A void — having zero cards of a suit — means you can cut that suit whenever it's led. That's a free book, potentially. Short suits (one or two cards in a suit) are one turn away from becoming voids. Recognizing and creating them is a core JJDD skill.
Spotting short suits at the deal
Sort your hand by suit at the deal. Count each suit. A hand with 4-4-4-1 or 5-4-3-1 has a natural short suit — one card away from a void you can cut with.
The suit with a singleton is your best cut opportunity. Play the singleton at the first chance and you're void the next time that suit is led.
Creating voids on purpose
If you have two cards in a suit, dumping them both early creates a void by the third round. The book you're throwing them on is a book you were probably losing anyway — the payoff is the cut you can make later.

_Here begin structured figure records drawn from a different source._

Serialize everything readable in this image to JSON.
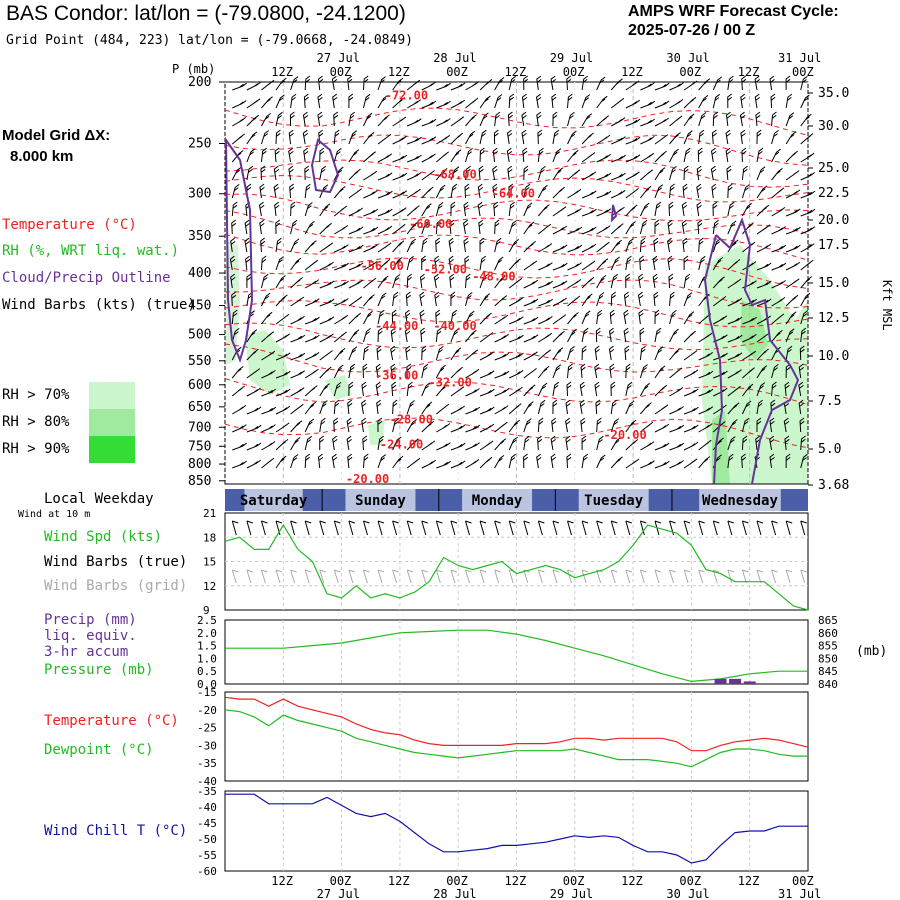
{
  "title": "BAS Condor:  lat/lon = (-79.0800, -24.1200)",
  "subtitle": "Grid Point (484, 223) lat/lon = (-79.0668, -24.0849)",
  "cycle": {
    "line1": "AMPS WRF Forecast Cycle:",
    "line2": "2025-07-26 / 00  Z"
  },
  "model_grid": {
    "label": "Model Grid ΔX:",
    "value": "8.000 km"
  },
  "legend": {
    "temperature": "Temperature (°C)",
    "rh": "RH (%, WRT liq. wat.)",
    "cloud": "Cloud/Precip Outline",
    "wind": "Wind Barbs (kts) (true)"
  },
  "rh_key": [
    {
      "label": "RH > 70%",
      "color": "#ccf7cc"
    },
    {
      "label": "RH > 80%",
      "color": "#9fea9f"
    },
    {
      "label": "RH > 90%",
      "color": "#33dd33"
    }
  ],
  "axis": {
    "pressure_label": "P (mb)",
    "height_label": "Kft MSL",
    "mb_unit": "(mb)",
    "local_weekday": "Local Weekday",
    "wind_at_10m": "Wind at 10 m",
    "time_ticks": [
      "12Z",
      "00Z",
      "12Z",
      "00Z",
      "12Z",
      "00Z",
      "12Z",
      "00Z",
      "12Z",
      "00Z"
    ],
    "date_ticks": [
      "27 Jul",
      "28 Jul",
      "29 Jul",
      "30 Jul",
      "31 Jul"
    ],
    "weekdays": [
      "Saturday",
      "Sunday",
      "Monday",
      "Tuesday",
      "Wednesday"
    ]
  },
  "panel_labels": {
    "wind_spd": "Wind Spd (kts)",
    "wind_barbs_true": "Wind Barbs (true)",
    "wind_barbs_grid": "Wind Barbs (grid)",
    "precip1": "Precip (mm)",
    "precip2": "liq. equiv.",
    "precip3": "3-hr accum",
    "pressure": "Pressure (mb)",
    "temperature": "Temperature (°C)",
    "dewpoint": "Dewpoint (°C)",
    "wind_chill": "Wind Chill T (°C)"
  },
  "colors": {
    "temperature": "#ee2222",
    "green": "#22bb22",
    "cloud": "#663399",
    "blue": "#1111aa",
    "gray": "#aaaaaa",
    "weekday_bar": "#4a5fa8"
  },
  "chart_data": [
    {
      "type": "cross-section",
      "title": "Vertical time section",
      "x_hours": [
        0,
        120
      ],
      "pressure_levels": [
        200,
        250,
        300,
        350,
        400,
        450,
        500,
        550,
        600,
        650,
        700,
        750,
        800,
        850
      ],
      "height_kft": [
        "35.0",
        "30.0",
        "25.0",
        "22.5",
        "20.0",
        "17.5",
        "15.0",
        "12.5",
        "10.0",
        "7.5",
        "5.0",
        "3.68"
      ],
      "temperature_contours": [
        {
          "value": "-72.00",
          "x": 37,
          "p": 210
        },
        {
          "value": "-68.00",
          "x": 47,
          "p": 280
        },
        {
          "value": "-64.00",
          "x": 59,
          "p": 300
        },
        {
          "value": "-60.00",
          "x": 42,
          "p": 335
        },
        {
          "value": "-56.00",
          "x": 32,
          "p": 390
        },
        {
          "value": "-52.00",
          "x": 45,
          "p": 395
        },
        {
          "value": "-48.00",
          "x": 55,
          "p": 405
        },
        {
          "value": "-44.00",
          "x": 35,
          "p": 485
        },
        {
          "value": "-40.00",
          "x": 47,
          "p": 485
        },
        {
          "value": "-36.00",
          "x": 35,
          "p": 580
        },
        {
          "value": "-32.00",
          "x": 46,
          "p": 595
        },
        {
          "value": "-28.00",
          "x": 38,
          "p": 680
        },
        {
          "value": "-24.00",
          "x": 36,
          "p": 745
        },
        {
          "value": "-20.00",
          "x": 82,
          "p": 720
        },
        {
          "value": "-20.00",
          "x": 29,
          "p": 845
        }
      ]
    },
    {
      "type": "line",
      "title": "Wind speed at 10 m",
      "ylabel": "kts",
      "ylim": [
        9,
        21
      ],
      "yticks": [
        9,
        12,
        15,
        18,
        21
      ],
      "x": [
        0,
        3,
        6,
        9,
        12,
        15,
        18,
        21,
        24,
        27,
        30,
        33,
        36,
        39,
        42,
        45,
        48,
        51,
        54,
        57,
        60,
        63,
        66,
        69,
        72,
        75,
        78,
        81,
        84,
        87,
        90,
        93,
        96,
        99,
        102,
        105,
        108,
        111,
        114,
        117,
        120
      ],
      "series": [
        {
          "values": [
            17.5,
            18,
            16.5,
            16.5,
            19.5,
            16.5,
            15,
            11,
            10.5,
            12,
            10.5,
            11,
            10.5,
            11.2,
            12.5,
            15.5,
            14.5,
            14,
            14.5,
            15,
            13.5,
            14,
            14.5,
            14,
            13,
            13.5,
            14,
            15,
            17,
            19.5,
            19,
            18.5,
            17,
            14,
            13.5,
            12.5,
            12.5,
            12.5,
            11,
            9.5,
            9
          ]
        }
      ]
    },
    {
      "type": "line",
      "title": "Pressure and precip",
      "ylabel": "mb",
      "ylim_pressure": [
        840,
        865
      ],
      "ylim_precip": [
        0,
        2.5
      ],
      "pressure_ticks": [
        840,
        845,
        850,
        855,
        860,
        865
      ],
      "precip_ticks": [
        "0.0",
        "0.5",
        "1.0",
        "1.5",
        "2.0",
        "2.5"
      ],
      "x": [
        0,
        6,
        12,
        18,
        24,
        30,
        36,
        42,
        48,
        54,
        60,
        66,
        72,
        78,
        84,
        90,
        96,
        102,
        108,
        114,
        120
      ],
      "series": [
        {
          "name": "Pressure (mb)",
          "values": [
            854,
            854,
            854,
            855,
            856,
            858,
            860,
            860.5,
            861,
            861,
            859.5,
            857,
            854,
            851,
            847.5,
            844,
            841,
            842,
            844,
            845,
            845
          ]
        },
        {
          "name": "Precip (mm)",
          "x": [
            99,
            102,
            105,
            108,
            111
          ],
          "values": [
            0,
            0.2,
            0.2,
            0.1,
            0
          ]
        }
      ]
    },
    {
      "type": "line",
      "title": "Temperature and dewpoint",
      "ylabel": "°C",
      "ylim": [
        -40,
        -15
      ],
      "yticks": [
        -40,
        -35,
        -30,
        -25,
        -20,
        -15
      ],
      "x": [
        0,
        3,
        6,
        9,
        12,
        15,
        18,
        21,
        24,
        27,
        30,
        33,
        36,
        39,
        42,
        45,
        48,
        51,
        54,
        57,
        60,
        63,
        66,
        69,
        72,
        75,
        78,
        81,
        84,
        87,
        90,
        93,
        96,
        99,
        102,
        105,
        108,
        111,
        114,
        117,
        120
      ],
      "series": [
        {
          "name": "Temperature (°C)",
          "values": [
            -16.5,
            -17,
            -17,
            -19,
            -17,
            -19,
            -20,
            -21,
            -22,
            -24,
            -25.5,
            -26.5,
            -27,
            -28.5,
            -29.5,
            -30,
            -30,
            -30,
            -30,
            -30,
            -29.5,
            -29.5,
            -29.5,
            -29,
            -28,
            -28,
            -28.5,
            -28,
            -28,
            -28,
            -28,
            -29,
            -31.5,
            -31.5,
            -30,
            -29,
            -28.5,
            -28,
            -28.5,
            -29.5,
            -30.5
          ]
        },
        {
          "name": "Dewpoint (°C)",
          "values": [
            -20,
            -20.5,
            -22,
            -24.5,
            -21.5,
            -23,
            -24,
            -25,
            -26,
            -28,
            -29,
            -30,
            -31,
            -32,
            -32.5,
            -33,
            -33.5,
            -33,
            -32.5,
            -32,
            -31.5,
            -31.5,
            -31.5,
            -31.5,
            -31,
            -32,
            -33,
            -34,
            -34,
            -34,
            -34.5,
            -35,
            -36,
            -34,
            -32,
            -31,
            -31,
            -31.5,
            -32.5,
            -33,
            -33
          ]
        }
      ]
    },
    {
      "type": "line",
      "title": "Wind chill",
      "ylabel": "°C",
      "ylim": [
        -60,
        -35
      ],
      "yticks": [
        -60,
        -55,
        -50,
        -45,
        -40,
        -35
      ],
      "x": [
        0,
        3,
        6,
        9,
        12,
        15,
        18,
        21,
        24,
        27,
        30,
        33,
        36,
        39,
        42,
        45,
        48,
        51,
        54,
        57,
        60,
        63,
        66,
        69,
        72,
        75,
        78,
        81,
        84,
        87,
        90,
        93,
        96,
        99,
        102,
        105,
        108,
        111,
        114,
        117,
        120
      ],
      "series": [
        {
          "name": "Wind Chill T (°C)",
          "values": [
            -36,
            -36,
            -36,
            -39,
            -39,
            -39,
            -39,
            -37,
            -39.5,
            -42,
            -43,
            -42,
            -44.5,
            -48,
            -51.5,
            -54,
            -54,
            -53.5,
            -53,
            -52,
            -52,
            -51.5,
            -51,
            -50,
            -49,
            -49.5,
            -49,
            -49.5,
            -52,
            -54,
            -54,
            -55,
            -57.5,
            -56.5,
            -52,
            -48,
            -47.5,
            -47.5,
            -46,
            -46,
            -46
          ]
        }
      ]
    }
  ]
}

Discarding into books that other players are winning is the classic void-creation move. Somebody leads an Ace, you drop your 2 of that suit — you didn't affect the book, but you're one card closer to a void.
Weaponizing voids
Once you're void, don't announce it by cutting the very next book. Save it for a high-value book — an Ace being walked, a book your opponents need for their bid, a book your partner is about to lose.
Also: track opponents' voids. If they've discarded twice on hearts, they're void or near-void. Don't lead hearts through them — you're just handing them a free cut.